14. よくあるマイクロサービスアーキテクチャでの検討
特定のトラフィックだけを通すアーキテクチャパターン
コストをかければVPNなど検討できますが、不特定多数のアクセスを想定する場合は Cloud Load Balancer(XLB)にてクライアント証明書を設定します。 それにより証明書をインストール済みの端末のみ環境にアクセスが可能になります。 自己認証局をデプロイすれば証明書自体はフリーで作成可能のため、低コストで実現が可能となります。
非同期処理について
非同期処理のためゼロスケーリング可能なCloudRunやFunctionsなどを利用することでコストを最適化できる
利用サービス名 | 説明 |
---|---|
Cloud Scheduler | 非同期にタスクを実行する場合は基本スケジューラを利用する |
Cloud Workflows | Workflowsを使わない設計パターンも考えられるが、複数の処理実行の場合は1処理毎で分割することにより、テストの容易化やデバッグの容易化のため、導入はベストプラクティスとなる。
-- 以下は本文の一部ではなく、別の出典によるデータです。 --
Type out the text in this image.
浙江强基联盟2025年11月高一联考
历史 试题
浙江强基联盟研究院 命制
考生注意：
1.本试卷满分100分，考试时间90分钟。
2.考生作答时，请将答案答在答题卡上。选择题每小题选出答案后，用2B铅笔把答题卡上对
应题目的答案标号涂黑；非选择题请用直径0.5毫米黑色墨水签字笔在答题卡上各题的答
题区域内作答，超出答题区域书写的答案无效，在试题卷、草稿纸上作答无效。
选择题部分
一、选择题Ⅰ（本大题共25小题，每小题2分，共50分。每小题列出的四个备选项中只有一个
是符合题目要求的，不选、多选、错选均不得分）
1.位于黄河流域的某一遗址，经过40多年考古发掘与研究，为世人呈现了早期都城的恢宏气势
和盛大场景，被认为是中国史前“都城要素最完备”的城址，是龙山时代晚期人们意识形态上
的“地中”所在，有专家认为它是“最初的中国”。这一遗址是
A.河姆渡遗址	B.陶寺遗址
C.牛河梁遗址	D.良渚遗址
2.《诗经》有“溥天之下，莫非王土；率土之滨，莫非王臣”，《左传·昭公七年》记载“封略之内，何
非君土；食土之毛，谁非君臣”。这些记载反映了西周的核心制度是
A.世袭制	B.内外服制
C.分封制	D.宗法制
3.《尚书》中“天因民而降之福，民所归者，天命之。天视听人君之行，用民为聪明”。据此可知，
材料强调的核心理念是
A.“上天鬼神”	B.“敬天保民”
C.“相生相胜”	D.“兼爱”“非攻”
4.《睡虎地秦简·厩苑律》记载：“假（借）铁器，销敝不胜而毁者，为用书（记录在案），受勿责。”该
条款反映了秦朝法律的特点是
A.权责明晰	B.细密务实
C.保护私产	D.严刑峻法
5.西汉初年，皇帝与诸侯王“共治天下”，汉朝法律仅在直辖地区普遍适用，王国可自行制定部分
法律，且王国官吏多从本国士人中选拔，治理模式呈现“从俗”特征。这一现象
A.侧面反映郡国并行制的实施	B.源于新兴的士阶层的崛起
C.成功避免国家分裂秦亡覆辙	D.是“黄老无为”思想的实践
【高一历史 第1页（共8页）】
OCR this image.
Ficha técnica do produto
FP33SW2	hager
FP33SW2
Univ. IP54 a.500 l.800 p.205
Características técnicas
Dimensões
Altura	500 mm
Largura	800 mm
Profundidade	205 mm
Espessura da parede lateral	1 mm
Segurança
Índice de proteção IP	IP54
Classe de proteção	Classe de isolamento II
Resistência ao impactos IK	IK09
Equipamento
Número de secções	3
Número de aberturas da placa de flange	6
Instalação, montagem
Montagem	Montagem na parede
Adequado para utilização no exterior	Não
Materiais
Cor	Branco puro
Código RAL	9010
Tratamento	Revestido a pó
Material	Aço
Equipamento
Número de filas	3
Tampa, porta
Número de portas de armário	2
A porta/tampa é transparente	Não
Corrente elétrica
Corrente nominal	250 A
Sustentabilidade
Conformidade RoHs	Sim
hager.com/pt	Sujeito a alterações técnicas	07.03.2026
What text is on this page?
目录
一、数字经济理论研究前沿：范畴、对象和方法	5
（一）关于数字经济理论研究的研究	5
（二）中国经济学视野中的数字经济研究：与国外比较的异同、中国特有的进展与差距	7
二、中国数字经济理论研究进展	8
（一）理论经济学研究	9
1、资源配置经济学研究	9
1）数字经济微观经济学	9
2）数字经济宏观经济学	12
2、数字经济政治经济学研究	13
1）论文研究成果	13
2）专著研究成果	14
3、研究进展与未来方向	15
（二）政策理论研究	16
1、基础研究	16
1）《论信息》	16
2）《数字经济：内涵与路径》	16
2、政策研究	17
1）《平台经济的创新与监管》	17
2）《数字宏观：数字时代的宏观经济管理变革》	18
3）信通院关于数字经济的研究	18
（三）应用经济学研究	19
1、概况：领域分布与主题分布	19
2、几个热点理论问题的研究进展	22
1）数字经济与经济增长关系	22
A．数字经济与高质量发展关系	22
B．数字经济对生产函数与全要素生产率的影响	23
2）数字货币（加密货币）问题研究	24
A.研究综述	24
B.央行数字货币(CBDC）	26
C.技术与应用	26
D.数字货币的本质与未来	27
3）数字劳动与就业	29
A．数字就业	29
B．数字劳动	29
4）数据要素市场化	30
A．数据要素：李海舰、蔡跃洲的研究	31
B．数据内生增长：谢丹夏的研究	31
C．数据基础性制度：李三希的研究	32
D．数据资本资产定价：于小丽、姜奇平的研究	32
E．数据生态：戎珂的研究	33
またWorkflowsにてタイムアウトやリトライなどの制御が可能 |
Cloud Run | Cloud Functionsを使うこともできるが、専用パイプラインを作る必要がある。Cloud Runであればジョブ実行も可能のため、選定サービスを不用意に増やす必要がなくなる。 |
GCSからのファイル転送
GCSから特定箇所にファイル転送する方法はいくつか方法がありますが、
利用サービス名 | 説明 |
---|---|
Cloud Run | Cloud Runのジョブを利用してgcloud storageコマンドを実行することにより容易にファイルを転送できます。別途設計パターンは考えられますが、一番低コストで実現できます |
GCSの設計イメージ
GCSにファイルを格納する場合、バケットにて分けて格納するか、フォルダに分けて格納するかの2パターンが考えられます。複数サービス・プロダクトが乗るがマイクロサービス基盤では、1プロダクト毎にバケットを分ける方がアクセス権限がシンプルに分割できるため利用しやすいと言えます。